The eight-figure sum, which the Tsais’ charitable foundation will commit over the next 10 years, is part of a five-point action plan the couple, who also own the WNBA’s New York Liberty and the Barclays Center in Brooklyn, unveiled on Tuesday.
“Joe and I are proud to present our statement of core principles and action plan as a continuation of our efforts to address racial injustice and economic inequality in our society,” Wu Tsai said in a news release. The Tsai’s were not available for additional comment.
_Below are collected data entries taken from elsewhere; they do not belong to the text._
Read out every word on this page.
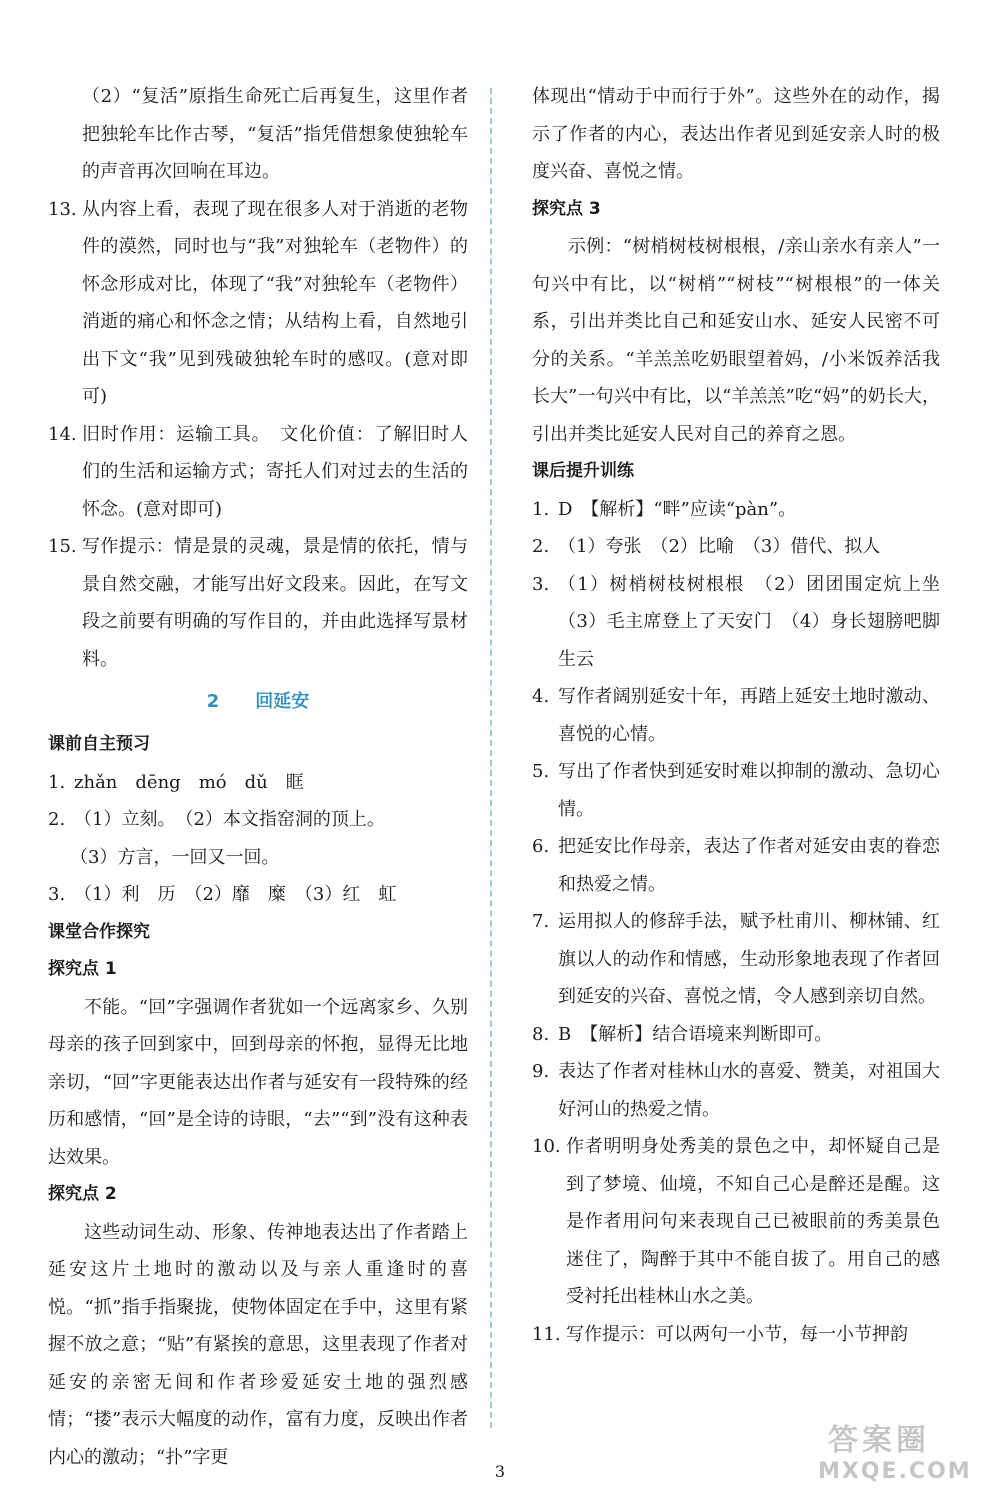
（2）“复活”原指生命死亡后再复生，这里作者把独轮车比作古琴，“复活”指凭借想象使独轮车的声音再次回响在耳边。
13. 从内容上看，表现了现在很多人对于消逝的老物件的漠然，同时也与“我”对独轮车（老物件）的怀念形成对比，体现了“我”对独轮车（老物件）消逝的痛心和怀念之情；从结构上看，自然地引出下文“我”见到残破独轮车时的感叹。(意对即可)
14. 旧时作用：运输工具。　文化价值：了解旧时人们的生活和运输方式；寄托人们对过去的生活的怀念。(意对即可)
15. 写作提示：情是景的灵魂，景是情的依托，情与景自然交融，才能写出好文段来。因此，在写文段之前要有明确的写作目的，并由此选择写景材料。

2 回延安

课前自主预习

1. zhǎn　dēng　mó　dǔ　眶
2. （1）立刻。　（2）本文指窑洞的顶上。
（3）方言，一回又一回。
3. （1）利　历　（2）靡　糜　（3）红　虹

课堂合作探究

探究点 1

不能。“回”字强调作者犹如一个远离家乡、久别母亲的孩子回到家中，回到母亲的怀抱，显得无比地亲切，“回”字更能表达出作者与延安有一段特殊的经历和感情，“回”是全诗的诗眼，“去”“到”没有这种表达效果。

探究点 2

这些动词生动、形象、传神地表达出了作者踏上延安这片土地时的激动以及与亲人重逢时的喜悦。“抓”指手指聚拢，使物体固定在手中，这里有紧握不放之意；“贴”有紧挨的意思，这里表现了作者对延安的亲密无间和作者珍爱延安土地的强烈感情；“搂”表示大幅度的动作，富有力度，反映出作者内心的激动；“扑”字更

体现出“情动于中而行于外”。这些外在的动作，揭示了作者的内心，表达出作者见到延安亲人时的极度兴奋、喜悦之情。

探究点 3

示例：“树梢树枝树根根，/亲山亲水有亲人”一句兴中有比，以“树梢”“树枝”“树根根”的一体关系，引出并类比自己和延安山水、延安人民密不可分的关系。“羊羔羔吃奶眼望着妈，/小米饭养活我长大”一句兴中有比，以“羊羔羔”吃“妈”的奶长大，引出并类比延安人民对自己的养育之恩。

课后提升训练

1. D　【解析】“畔”应读“pàn”。
2. （1）夸张　（2）比喻　（3）借代、拟人
3. （1）树梢树枝树根根　（2）团团围定炕上坐　（3）毛主席登上了天安门　（4）身长翅膀吧脚生云
4. 写作者阔别延安十年，再踏上延安土地时激动、喜悦的心情。
5. 写出了作者快到延安时难以抑制的激动、急切心情。
6. 把延安比作母亲，表达了作者对延安由衷的眷恋和热爱之情。
7. 运用拟人的修辞手法，赋予杜甫川、柳林铺、红旗以人的动作和情感，生动形象地表现了作者回到延安的兴奋、喜悦之情，令人感到亲切自然。
8. B　【解析】结合语境来判断即可。
9. 表达了作者对桂林山水的喜爱、赞美，对祖国大好河山的热爱之情。
10. 作者明明身处秀美的景色之中，却怀疑自己是到了梦境、仙境，不知自己心是醉还是醒。这是作者用问句来表现自己已被眼前的秀美景色迷住了，陶醉于其中不能自拔了。用自己的感受衬托出桂林山水之美。
11. 写作提示：可以两句一小节，每一小节押韵
3
答案圈
MXQE.COM
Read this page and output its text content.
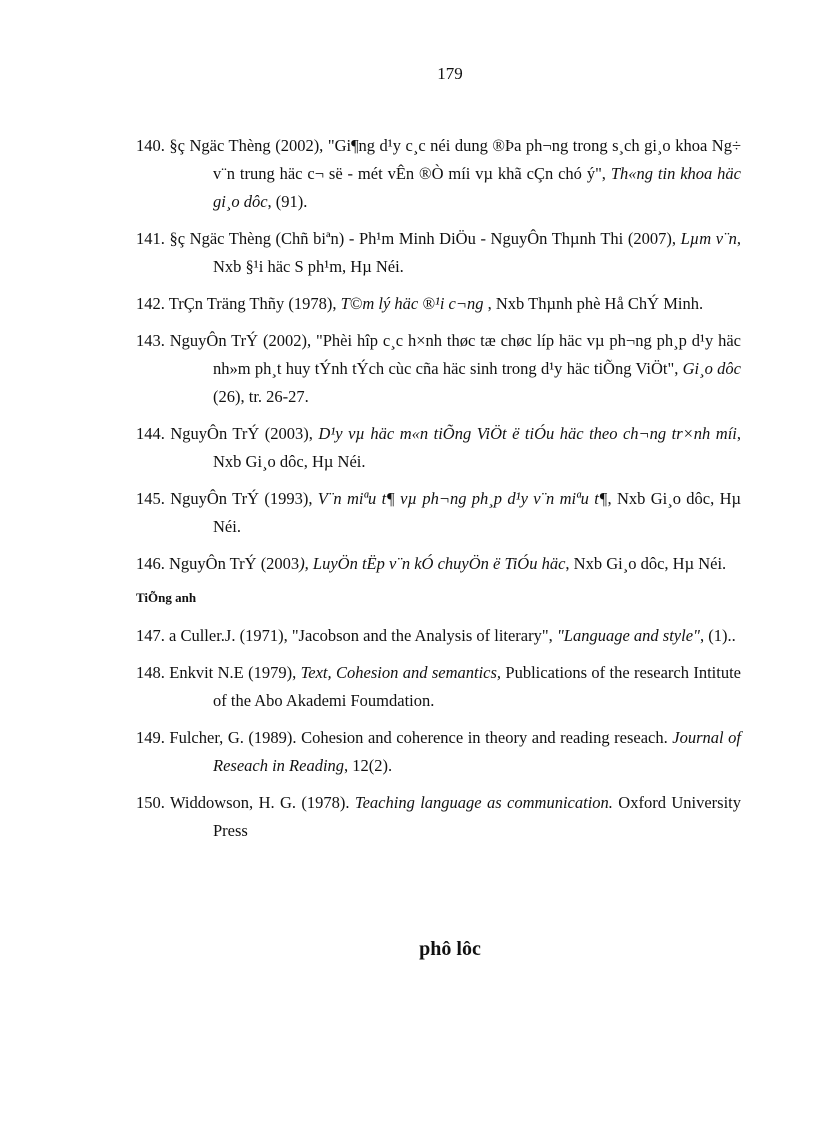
179

140. §ç Ngäc Thèng (2002), "Gi¶ng d¹y c¸c néi dung ®Þa ph¬ng trong s¸ch gi¸o khoa Ng÷ v¨n trung häc c¬ së - mét vÊn ®Ò míi vµ khã cÇn chó ý", Th«ng tin khoa häc gi¸o dôc, (91).

141. §ç Ngäc Thèng (Chñ biªn) - Ph¹m Minh DiÖu - NguyÔn Thµnh Thi (2007), Lµm v¨n, Nxb §¹i häc S ph¹m, Hµ Néi.

142. TrÇn Träng Thñy (1978), T©m lý häc ®¹i c¬ng , Nxb Thµnh phè Hå ChÝ Minh.

143. NguyÔn TrÝ (2002), "Phèi hîp c¸c h×nh thøc tæ chøc líp häc vµ ph¬ng ph¸p d¹y häc nh»m ph¸t huy tÝnh tÝch cùc cña häc sinh trong d¹y häc tiÕng ViÖt", Gi¸o dôc (26), tr. 26-27.

144. NguyÔn TrÝ (2003), D¹y vµ häc m«n tiÕng ViÖt ë tiÓu häc theo ch¬ng tr×nh míi, Nxb Gi¸o dôc, Hµ Néi.

145. NguyÔn TrÝ (1993), V¨n miªu t¶ vµ ph¬ng ph¸p d¹y v¨n miªu t¶, Nxb Gi¸o dôc, Hµ Néi.

146. NguyÔn TrÝ (2003), LuyÖn tËp v¨n kÓ chuyÖn ë TiÓu häc, Nxb Gi¸o dôc, Hµ Néi.

TiÕng anh

147. a Culler.J. (1971), "Jacobson and the Analysis of literary", "Language and style", (1)..

148. Enkvit N.E (1979), Text, Cohesion and semantics, Publications of the research Intitute of the Abo Akademi Foumdation.

149. Fulcher, G. (1989). Cohesion and coherence in theory and reading reseach. Journal of Reseach in Reading, 12(2).

150. Widdowson, H. G. (1978). Teaching language as communication. Oxford University Press

phô lôc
“We plan to focus first on our organizations and our community in Brooklyn,” she said. “We believe Barclays Center, the Nets, and the Liberty can be symbols of how we move forward together as a country. It is our hope to lead by example through supporting our athletes, employees, and our community in anti-racist and anti-discrimination work and providing the resources needed to accelerate change.”
The action plan involves establishing a social justice fund; supporting athlete voices; creating a more inclusive work culture; leveraging league-wide influence; and continuing community engagement.
“Brooklyn has long been a place where people of many different origins can engage in dialogue and find common ground, and we have seen the best example of that at the plaza in front of Barclays Center,” said Tsai, 56, who co-founded e-commerce site Alibaba.
The pair will, in partnership with law enforcement, make the plaza at Barclays Center available for peaceful gatherings “and for all constituents to listen to each other,” the release said.
Giving to racial equity has increased monumentally since the death of George Floyd, a 46-year-old Black man who was killed in Minneapolis on May 25 after a white police officer, Derek Chauvin, knelt on his neck for nearly eight minutes during an arrest.
His death sparked nationwide and global protests against police violence toward Black people and systematic racial injustice.
In July, MacKenzie Scott became the second-largest funder for racial equity, behind the Ford Foundation, with a $586.7 million pledge. The 50-year-old novelist and philanthropist, who divorced Amazon founder Jeff Bezos in 2019, has an estimated net worth of $60 billion.